A partir du mois de mai, une nouvelle pousse, parfois accompagnée de pousses secondaires, se développe à la base du pseudobulbe en formation. Rapidement, deux feuilles subopposées naissent, au centre desquelles apparaît la hampe florale rudimentaire alors que les feuilles ne sont pas encore totalement épanouies.
Vers la mi juin, la plante est à son plein développement. Les fleurs se succèdent sur la hampe florale de bas en haut. À cette période, un léger renflement apparaît annonçant le prochain pseudobulbe. Il acquiert son plain développement lorsque les fruits sont mûrs. La maturation des capsules paraît lente. Jusqu’en septembre et parfois plus tard on peut observer des tiges portant des capsules vertes bien fermées. La hampe fructifiée se dessèche au cours de l’automne, les graines pouvant alors s’échapper par des fentes longitudinales.

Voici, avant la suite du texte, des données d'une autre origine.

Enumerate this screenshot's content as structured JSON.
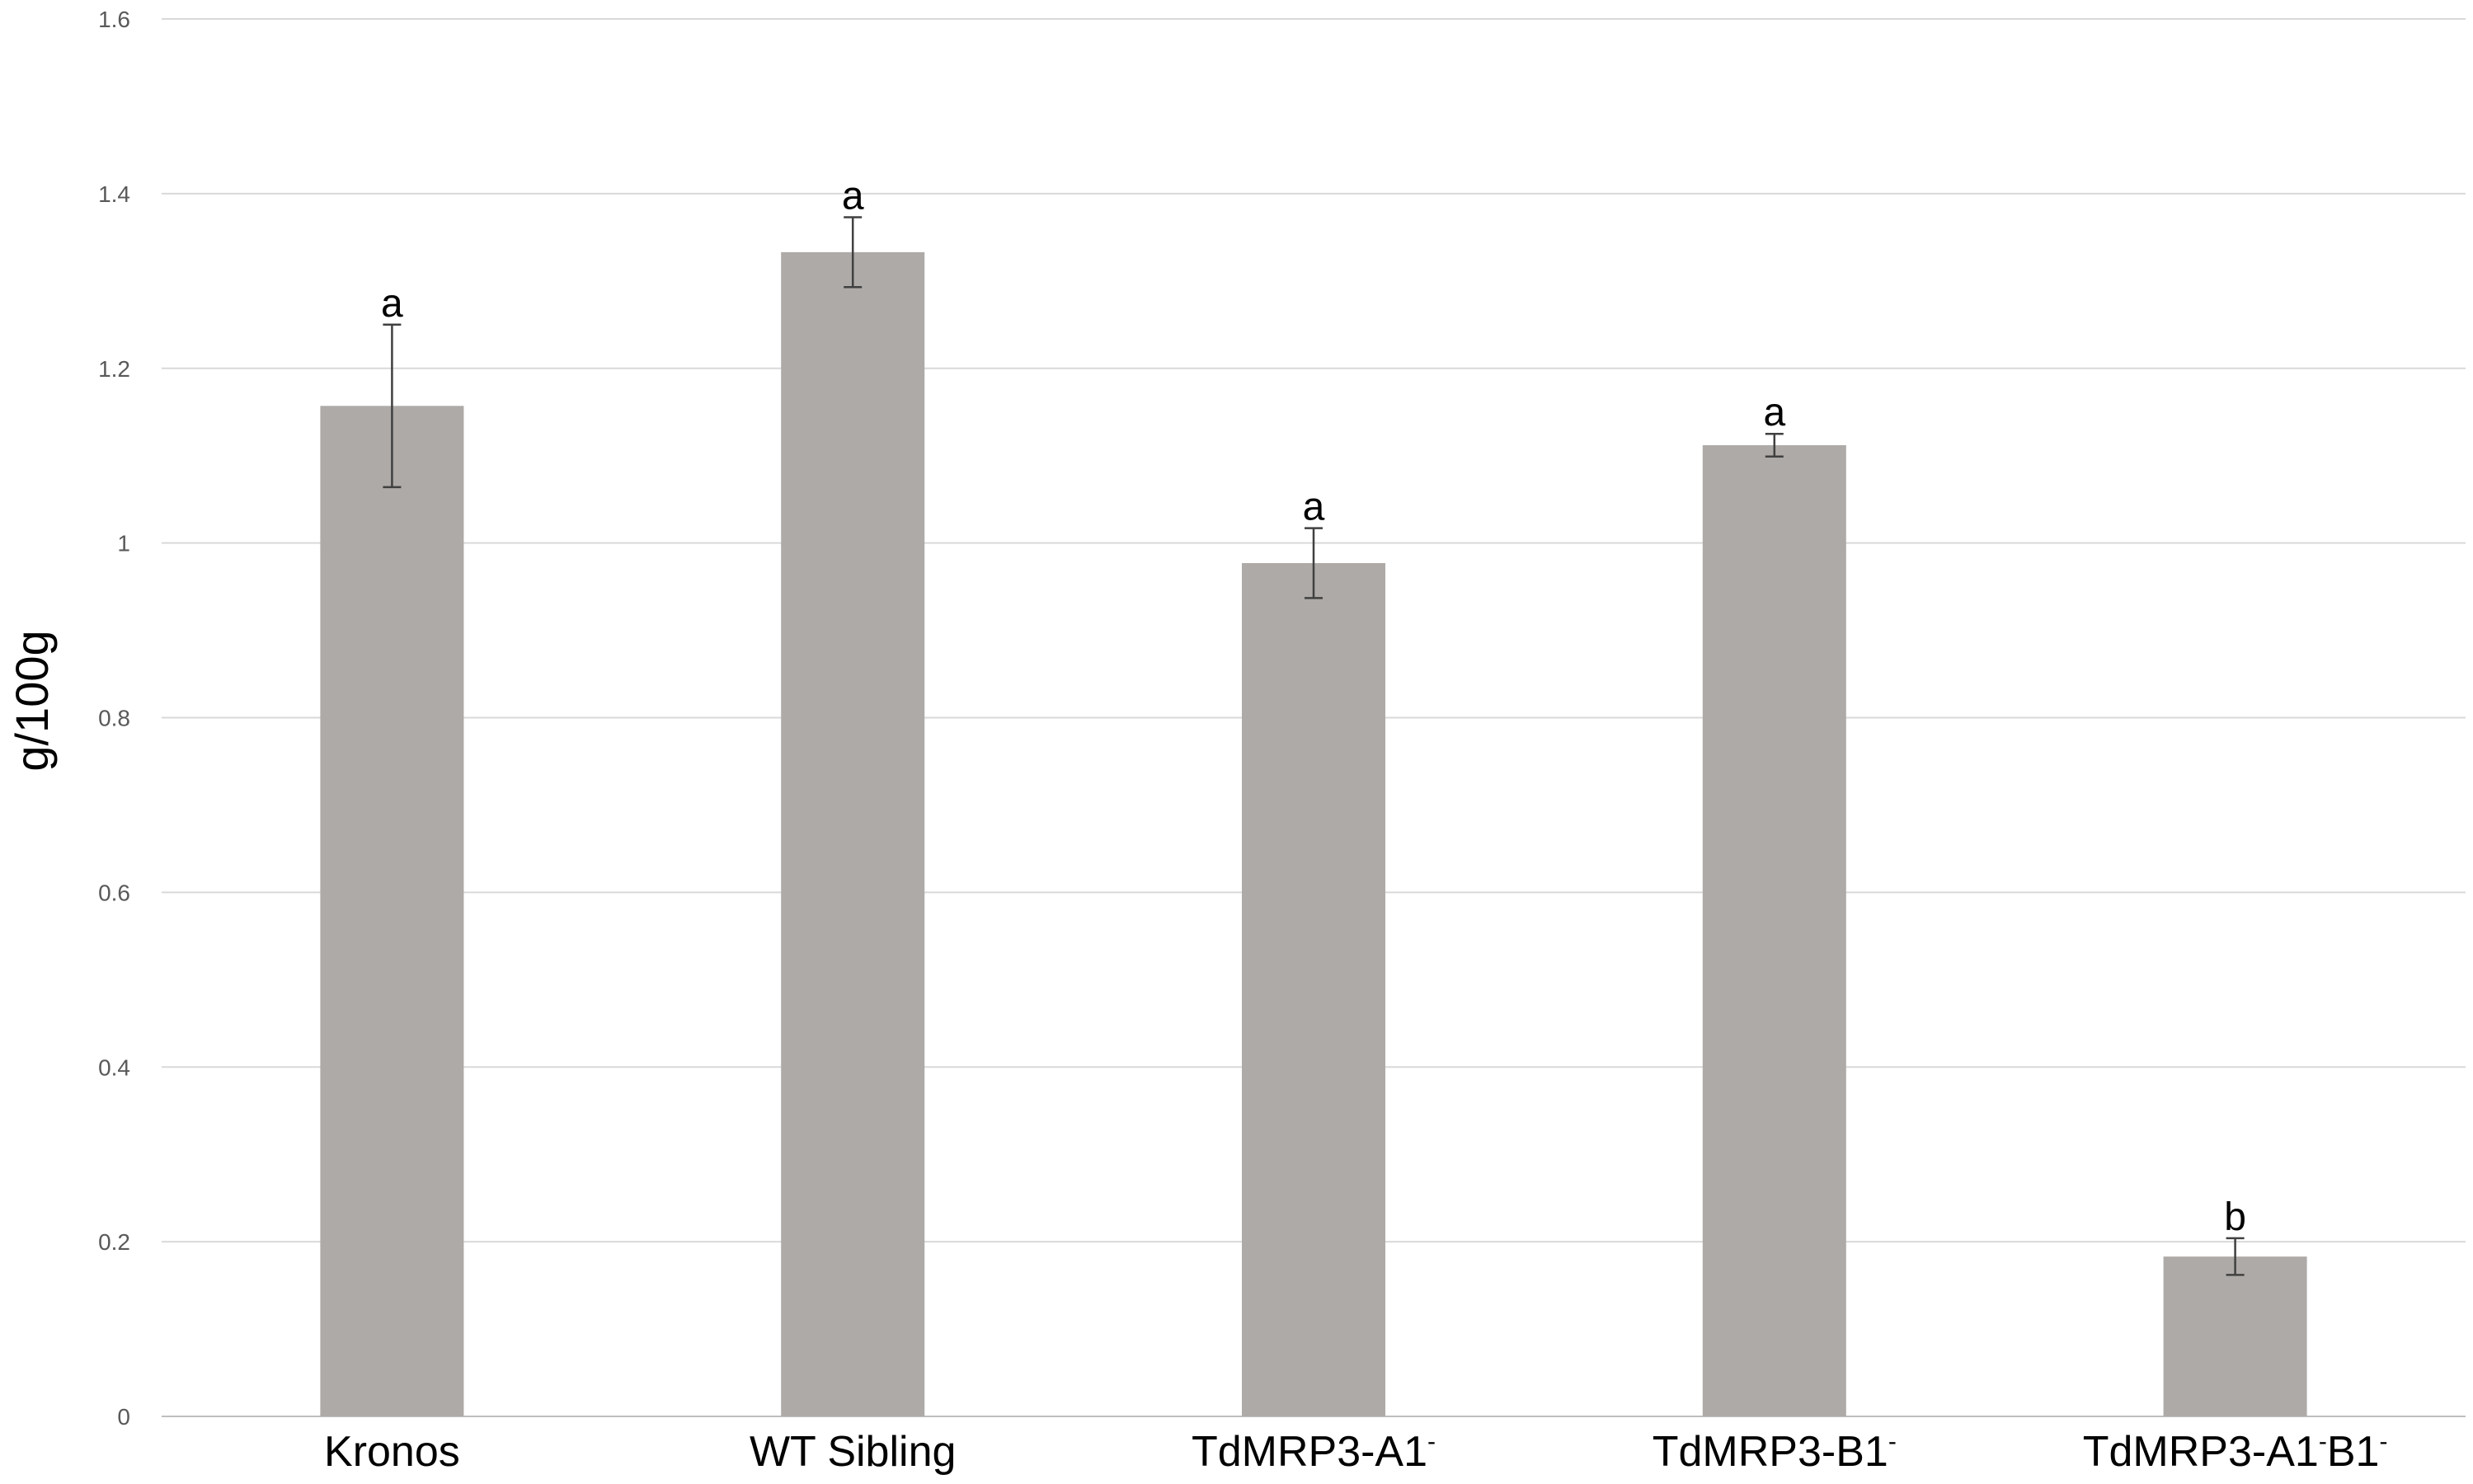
{
  "chart_data": {
    "type": "bar",
    "title": "",
    "xlabel": "",
    "ylabel": "g/100g",
    "ylim": [
      0,
      1.6
    ],
    "yticks": [
      "0",
      "0.2",
      "0.4",
      "0.6",
      "0.8",
      "1",
      "1.2",
      "1.4",
      "1.6"
    ],
    "grid": true,
    "legend": "none",
    "bar_color": "#AEAAA8",
    "categories": [
      {
        "base": "Kronos",
        "sup": "",
        "rest": ""
      },
      {
        "base": "WT Sibling",
        "sup": "",
        "rest": ""
      },
      {
        "base": "TdMRP3-A1",
        "sup": "-",
        "rest": ""
      },
      {
        "base": "TdMRP3-B1",
        "sup": "-",
        "rest": ""
      },
      {
        "base": "TdMRP3-A1",
        "sup": "-",
        "rest": "B1",
        "sup2": "-"
      }
    ],
    "values": [
      1.157,
      1.333,
      0.977,
      1.112,
      0.183
    ],
    "error": [
      0.093,
      0.04,
      0.04,
      0.013,
      0.021
    ],
    "significance": [
      "a",
      "a",
      "a",
      "a",
      "b"
    ]
  }
}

La dissémination des semences est très étalée dans le temps et il n’est pas rares d’observer jusqu’en février des capsules desséchées contenant encore de nombreuses semences viables. Les feuilles disparaissent dès le mois d’octobre.
Ecologie générale
Liparis loeselii est une espèce trouvant son optimum dans des communautés végétales herbacées hydrophiles dont la structure est relativement ouverte, rase et clairsemées. Le Liparis s’insère généralement en situation pionnière à faible concurrence interspécifique (Corillon & Guerlesquin), ou post-pionnière derrière des végétations des sols très inondés et mal affermis (tremblant de tourbière). On la rencontre dans les étages collinéen et montagnard entre le niveau de mer et 950m d’altitude. C’est une espèce inféodée aux zones humides, s’adaptant essentiellement à deux types de milieux principaux : les tourbières basses alcalines (sol histique) et les dépressions humides arrière-dunaires (sol sableux hydromorphes). C’est une espèce oligotrophe qui apparaît essentiellement dans des types de végétations pauvres en éléments nutritifs. Elle disparaît dès que la végétation s’élève ou le substrat s’assèche.